La préposée, excitée comme si j’étais devenu propriétaire d’un orphelinat à chiots:

– C’est vrai? Ah merci! Merci beaucoup! Au nom de Mira, MER-CI!

– C’est rien du tout, la moindre des choses, quand même, c’est Mira 🙂

– Vos chiens sont des chiens Mira aussi?

Ayant à l’esprit la face de mes deux rebelles déjantés:

– Hilalala, si vous saviez comme ils sont indisciplinés, pas certain qu’on rendrait service à personne, surtout pas si mal voyant…

Elle rit. Et allez savoir pourquoi, ce petit deux minutes en canne m’a mis drôlement de belle humeur. Merci à la communion de l’amour animal, celui qui en transcende bien d’autres.

Prochain stop au Pain perdu, petite perle découverte la semaine précédente avec ma fille. Gentillesse inouïe. Le proprio, Yannick, m’installe à la table extérieure face au trottoir. Je lis les journaux français tout juste achetés avec, en bonus, deux couples de Français aussi vocaux que de belle humeur. Truc contagieux, encore une fois. À la réception de mon plat, les quatre, sans exception, me lancent un sympa et poli «bon appétit». Comme si j’étais leur invité. Brève conversation. Putain, le monde est heureux. Je m’apprête à sortir, Yannick me rattrape pour l’au revoir.

– Ça roule bien, vos trucs?

– On ne peut se plaindre! On a été fermés pendant si longtemps, du fait de la pandémie. Alors malgré la pénurie de main d’œuvre, on fait de notre mieux, et on est contents.

– Ça paraît, c’est cool ici, merci.

– Je suis ouvert depuis 24 ans. Faut profiter, vous voyez?

– Pleinement. Merci et à bientôt!

Sur le mur de briques d’un des édifices adjacents, on y voit la mention «LE CIEL EST PARTOUT!». Fou quand même, quand on y pense, à quel point les artistes te font réaliser les évidences inconnues.

Dans une boutique de BD, un peu plus loin, le gars à la caisse est tout sourire. La discussion s’engage sur l’état des lieux, côté bandes dessinées, québécoises et autres. Lui explique que je suis un fan fini de celles mettant en lumière les essais, bios et romans classiques. 

– Ça fonctionne à plein, je vous jure. Excellent pour la culture générale. Et je suis d’accord avec vous, ce sont de petits bijoux.

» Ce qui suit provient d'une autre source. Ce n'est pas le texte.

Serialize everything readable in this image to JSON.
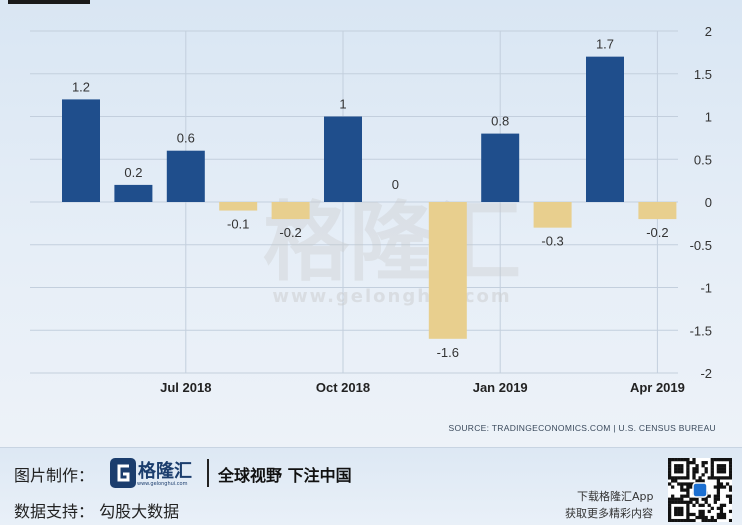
{
  "chart_data": {
    "type": "bar",
    "categories": [
      "",
      "",
      "Jul 2018",
      "",
      "",
      "Oct 2018",
      "",
      "",
      "Jan 2019",
      "",
      "",
      "Apr 2019"
    ],
    "values": [
      1.2,
      0.2,
      0.6,
      -0.1,
      -0.2,
      1,
      0,
      -1.6,
      0.8,
      -0.3,
      1.7,
      -0.2
    ],
    "data_labels": [
      "1.2",
      "0.2",
      "0.6",
      "-0.1",
      "-0.2",
      "1",
      "0",
      "-1.6",
      "0.8",
      "-0.3",
      "1.7",
      "-0.2"
    ],
    "xlabel": "",
    "ylabel": "",
    "ylim": [
      -2,
      2
    ],
    "y_ticks": [
      "2",
      "1.5",
      "1",
      "0.5",
      "0",
      "-0.5",
      "-1",
      "-1.5",
      "-2"
    ],
    "x_ticks": [
      "Jul 2018",
      "Oct 2018",
      "Jan 2019",
      "Apr 2019"
    ],
    "y_axis_side": "right",
    "grid": true,
    "colors": {
      "positive": "#1f4e8c",
      "negative": "#e8cf8e"
    },
    "source": "SOURCE: TRADINGECONOMICS.COM  |  U.S. CENSUS BUREAU"
  },
  "watermark": {
    "cn": "格隆汇",
    "url": "www.gelonghui.com"
  },
  "footer": {
    "credit_label": "图片制作：",
    "brand_name": "格隆汇",
    "brand_url": "www.gelonghui.com",
    "tagline": "全球视野 下注中国",
    "support_label": "数据支持：  勾股大数据",
    "app_line1": "下载格隆汇App",
    "app_line2": "获取更多精彩内容"
  }
}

En sortant, après avoir acheté trois trucs de philo sympa, j’en remarque une que j’avais loupée: Réchauffement climatique: tout n’est pas fini!

Bon ben, dans ta pipe, Bérard le catastrophiste. Y a de l’espoir. Ou du moins, certaines personnes y croient encore. C’est ça de pris. 

Deux trottoirs plus loin, deux morveux avec un méga caniche royal. Magnifique. Il me sent, ou plutôt sent l’odeur de mes labradors lascars.

– Il s’appelle comment?

– Moka! 

Le regard de la pureté, bonté pure. Loyauté. Ce qui me rappelle que je voyais ce matin même une vidéo d’un chien amputé d’une patte et atteint d’un cancer, et dont la famille a profité de ses derniers mois afin lui faire le plus beau des voyages, côte californienne. Les yeux dans la flotte. Bye Moka. 

Stand à limonade, parlant de bonheur. Le gars me lance, derechef :

– Je vous lis dans le Métro!

Mal à l’aise comme souvent, me dépêchant de changer de sujet:

– Ah cool, et votre nom?

– Jacques!

– C’est du Sud de la France, ce léger accent?

– Non, du Liban. Et je suis moitié Palestinien, aussi.

– Quand même.

– Ça fait de moi quelqu’un de résilient, vous imaginez?

– Fort bien, oui. 

– Si les gens s’intéressaient un peu plus aux autres, ils sauraient à quel point nous sommes bien, ici. Vous voulez une limonade?

Délicieuse. 

Autre stop à une nouvelle librairie. Je fais le plein d’Hannah Arendt. Quelle femme incroyable. Si celle-ci et Camus avaient réussi une progéniture commune, le monde serait déjà sauvé. Une bio des Stones, une autre, dans la besace. Une préposée ultra souriante, sans raison manifeste. La vie est bonne. 

Et quel intérêt à raconter ceci? L’autobiographie ne révèle-t-elle pas le grotesque de la volonté de puissance, comme l’écrivait Kundera? 

Bien entendu. 

Mais reste qu’il y a plus à aimer chez l’homme que l’inverse, dixit Camus. Ce que m’a rappelé, en sommes, ces rêveries d’un promeneur solitaire (et ordinaire), sauce Plateau.